I occasionally choose different days to fast, to work it comfortably around dinner parties, travel, and whatnot, and by now I’ve done it on every day of the week. I’ve gone to work, driven long distances, taken hikes, had sex, and lifted weights while fasting. Admittedly, I’m flying in the face of alternative medicine, which considers fasting a detoxifying process best done by easing into it. Don’t send so much blood to your muscles, the theory goes – send it all to your liver. Without digestion of food to deal with, the liver can scrub the blood, ridding it of pesticides, food additives, and other toxins. These exit through your pores, sinuses, colon, and urine. Some people apparently suffer from acne, rashes, and headaches while fasting. I don’t. But my tongue coats over with a white film, and my breath stinks. These are classic signs of detoxification – according to my acupuncturist, anyway.
There’s nothing alternative about Mark Mattson, Ph.D., who’s conducted the most animal research on fasting. Holding appointments at the NIH’s National Institute on Aging and Johns Hopkins, Mattson has put thousands of rodents on intermittent fasting and on calorie-restriction regimens. He’s also done the most to aggregate the findings from other labs. In the 2005 Annual Review of Nutrition, Mattson summarized the benefits of fasting on every-thing from cholesterol to cancer.
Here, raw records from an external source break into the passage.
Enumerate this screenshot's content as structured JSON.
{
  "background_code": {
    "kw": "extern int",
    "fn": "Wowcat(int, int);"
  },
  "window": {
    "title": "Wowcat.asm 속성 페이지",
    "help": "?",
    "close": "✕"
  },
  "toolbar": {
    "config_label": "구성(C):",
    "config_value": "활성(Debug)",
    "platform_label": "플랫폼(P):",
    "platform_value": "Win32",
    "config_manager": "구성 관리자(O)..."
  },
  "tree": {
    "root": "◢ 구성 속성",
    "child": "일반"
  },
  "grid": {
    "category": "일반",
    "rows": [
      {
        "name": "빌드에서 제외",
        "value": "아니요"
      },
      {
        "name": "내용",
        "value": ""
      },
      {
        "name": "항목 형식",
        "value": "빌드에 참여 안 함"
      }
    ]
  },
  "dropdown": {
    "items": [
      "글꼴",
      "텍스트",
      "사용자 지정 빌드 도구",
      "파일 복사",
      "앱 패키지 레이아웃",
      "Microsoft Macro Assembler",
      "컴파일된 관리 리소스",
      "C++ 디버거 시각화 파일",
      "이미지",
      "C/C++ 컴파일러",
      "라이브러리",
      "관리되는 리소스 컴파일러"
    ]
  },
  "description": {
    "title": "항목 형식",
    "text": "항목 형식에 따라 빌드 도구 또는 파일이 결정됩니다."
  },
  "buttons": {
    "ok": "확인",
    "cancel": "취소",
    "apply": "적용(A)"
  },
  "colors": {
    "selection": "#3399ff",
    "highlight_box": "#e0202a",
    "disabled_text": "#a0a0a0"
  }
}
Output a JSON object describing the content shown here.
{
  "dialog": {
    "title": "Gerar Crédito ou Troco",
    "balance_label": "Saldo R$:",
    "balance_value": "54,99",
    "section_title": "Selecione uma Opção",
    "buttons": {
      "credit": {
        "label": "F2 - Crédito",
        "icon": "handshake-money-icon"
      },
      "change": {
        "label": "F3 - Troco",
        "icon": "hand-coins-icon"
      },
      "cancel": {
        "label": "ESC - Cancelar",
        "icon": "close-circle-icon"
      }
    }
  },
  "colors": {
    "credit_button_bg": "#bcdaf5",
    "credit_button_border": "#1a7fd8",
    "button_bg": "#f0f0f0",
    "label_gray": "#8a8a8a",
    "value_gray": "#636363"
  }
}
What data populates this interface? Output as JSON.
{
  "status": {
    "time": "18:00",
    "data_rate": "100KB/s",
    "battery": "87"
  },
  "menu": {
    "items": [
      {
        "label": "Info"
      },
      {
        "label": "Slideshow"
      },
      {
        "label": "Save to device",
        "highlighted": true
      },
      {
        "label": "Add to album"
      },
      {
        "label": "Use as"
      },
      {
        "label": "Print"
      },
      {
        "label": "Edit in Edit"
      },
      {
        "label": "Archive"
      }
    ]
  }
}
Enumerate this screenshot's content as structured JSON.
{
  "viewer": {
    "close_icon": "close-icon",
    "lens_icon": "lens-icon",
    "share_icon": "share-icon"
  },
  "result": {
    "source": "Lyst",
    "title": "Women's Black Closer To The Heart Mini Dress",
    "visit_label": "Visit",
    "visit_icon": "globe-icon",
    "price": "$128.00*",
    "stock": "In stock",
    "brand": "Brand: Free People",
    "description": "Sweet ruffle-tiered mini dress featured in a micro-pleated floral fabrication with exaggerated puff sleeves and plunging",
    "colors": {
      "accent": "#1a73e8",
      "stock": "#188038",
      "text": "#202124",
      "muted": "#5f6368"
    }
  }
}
The mental benefits of fasting excite Mattson most. Fasting increases production of several molecules, including brain-derived neurotrophic factor, which protects the neurons from all sorts of disease down the line, Mattson tells me. As a result, fasting rats show better memory, cognition, motor function, and neurogenesis (production of new nerve cells from stem cells). He’s shown that fasting mice bounce back from heart attacks and strokes better than everyday eaters do.
If just a fraction of the fasting benefits seen in rodents were conferred by a pill, drug companies would be racing to prove them in humans. The human studies so far have involved too few participants to yield sweeping claims. Having said that, in the studies that have been done, there are no documented down-sides to fasting. None. But that doesn’t mean they’re not there. One problem that crops up in the similar world of calorie restriction: Fertility takes a dive. I know my sperm is okay. All my swimmers are full stream ahead, I’ve been tested.
I admit it: On Sunday afternoon, I usually get hungry. The primal drive to eat is strong. I’ve cut a few fasts down to 24 hours. But I noticed during the week I got lazy. I started eating crap again, so I swore back to the 36 hours and now I’m hooked! When your whole body feels refreshed, energized, your mental focus is sharp and craving more knowledge and challenges. You know this is what optimal health and diet truly is about, this is what allows you to truly enjoy the journey life has allowed you to travel.